Si teme innanzitutto che, come già accaduto sul tavolo sindacale delle Funzioni centrali lo scorso 6 novembre, possa avvenire una spaccatura tra le sigle sindacali rappresentative sull’opportunità di aderire alla firma definitiva o di rigettare l’accordo con il rischio che neanche stavolta si riesca a sottoscrivere la preintesa.
Decisive saranno, con tutta probabilità, le posizioni che assumeranno i due sindacati confederali maggiormente dissenzienti, Cgil e Uil, che rivolgendosi insieme all’Usb ai propri iscritti attraverso una consultazione online hanno ottenuto il 98% di “no” alla versione proposta da Aran e accolta dalle altre sigle. Tuttavia, il ruolo chiave per realizzare le condizioni prescritte dalla legge potrebbe essere assunto dai due sindacati autonomi che rappresentano gli infermieri, Nursind e Nursing Up.
Poiché l’articolo 43, comma 3, del D.lg. 165/2001 sancisce che l’Aran sottoscrive i contratti collettivi verificando previamente che le organizzazioni sindacali che aderiscono all’ipotesi di accordo rappresentino complessivamente almeno il 51%
, ovverosia che si raggiunga la maggioranza indispensabile all’accordo, basterebbe che anche una sola delle due sigle di categoria si schierasse contro la stipula per arrivare ad un nulla di fatto.

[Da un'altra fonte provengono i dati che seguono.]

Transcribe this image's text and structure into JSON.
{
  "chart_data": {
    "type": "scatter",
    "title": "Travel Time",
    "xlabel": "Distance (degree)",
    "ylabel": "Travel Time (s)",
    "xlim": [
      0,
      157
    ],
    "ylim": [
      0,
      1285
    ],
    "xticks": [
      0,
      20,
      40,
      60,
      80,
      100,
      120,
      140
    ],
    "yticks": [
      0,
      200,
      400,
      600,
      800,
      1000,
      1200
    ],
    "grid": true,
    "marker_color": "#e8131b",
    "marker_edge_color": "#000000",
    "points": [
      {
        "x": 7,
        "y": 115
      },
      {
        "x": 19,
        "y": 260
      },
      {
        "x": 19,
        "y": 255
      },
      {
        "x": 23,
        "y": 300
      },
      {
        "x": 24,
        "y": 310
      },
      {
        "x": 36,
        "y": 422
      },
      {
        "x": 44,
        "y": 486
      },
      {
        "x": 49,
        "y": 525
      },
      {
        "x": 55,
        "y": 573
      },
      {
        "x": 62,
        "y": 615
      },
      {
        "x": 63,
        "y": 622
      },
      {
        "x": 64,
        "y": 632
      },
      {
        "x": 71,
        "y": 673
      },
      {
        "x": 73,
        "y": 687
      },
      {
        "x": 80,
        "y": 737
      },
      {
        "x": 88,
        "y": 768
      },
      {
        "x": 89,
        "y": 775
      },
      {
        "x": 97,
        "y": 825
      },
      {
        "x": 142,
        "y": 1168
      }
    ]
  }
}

Sui contenuti della bozza del contratto i sindacati non esprimono sinora grande soddisfazione. Sebbene gli importi degli aumenti contrattuali rispettino i contenuti dell’accordo quadro, non soddisfa soprattutto l’aspetto economico, a maggior ragione se gli aumenti non vengono poi erogati puntualmente in quanto le trattative iniziano sempre con anni di ritardo rispetto alla scadenza.
Per quanto riguarda la parte normativa, c’è particolare interesse a discutere ancora sui principali istituti che incidono sull’organizzazione del lavoro, sui quali si incentrerà la trattativa finale. Si tratta sulla pronta disponibilità con la richiesta che sia ridotto il limite massimo da 10 a 7 turni mensili e sulle deroghe estive che i sindacati intendono eliminare per evitare abusi.
Si tratta ancora sui requisiti per gli incarichi professionali, con il nodo della riduzione da 15 a 10 anni. Sul fronte delle aggressioni i sindacati esigono, sebbene non sia una questione strettamente contrattuale, che le aziende sanitarie si assumano obblighi chiari quali la costituzione come parte civile, il supporto psicologico alle vittime e una copertura assicurativa specifica.
Resta ancora irrisolta la richiesta dello sblocco del vincolo di esclusività per i professionisti dell’area non medica, cioè l’introduzione di una norma che regolamenti, seppur temporaneamente, l’esclusività del rapporto di lavoro per i professionisti della sanità.
Resta ancora aperta anche la questione dell’orario di lavoro in merito alla proposta di sperimentare una settimana lavorativa di 4 giorni su base volontaria per favorire un miglior equilibrio tra il lavoro e la vita privata.
Secondo i sindacati tale proposta non sarebbe fattibile in sanità, rispetto agli altri settori della Pa, in ragione della continuità assistenziale e della numerosa presenza di personale turnista sulle 24 ore. Resta inoltre irrisolta la questione della mensa e dei buoni pasto per la mancanza di finanziamento. Per quanto riguarda le prestazioni aggiuntive, servirebbe una regolamentazione più chiara.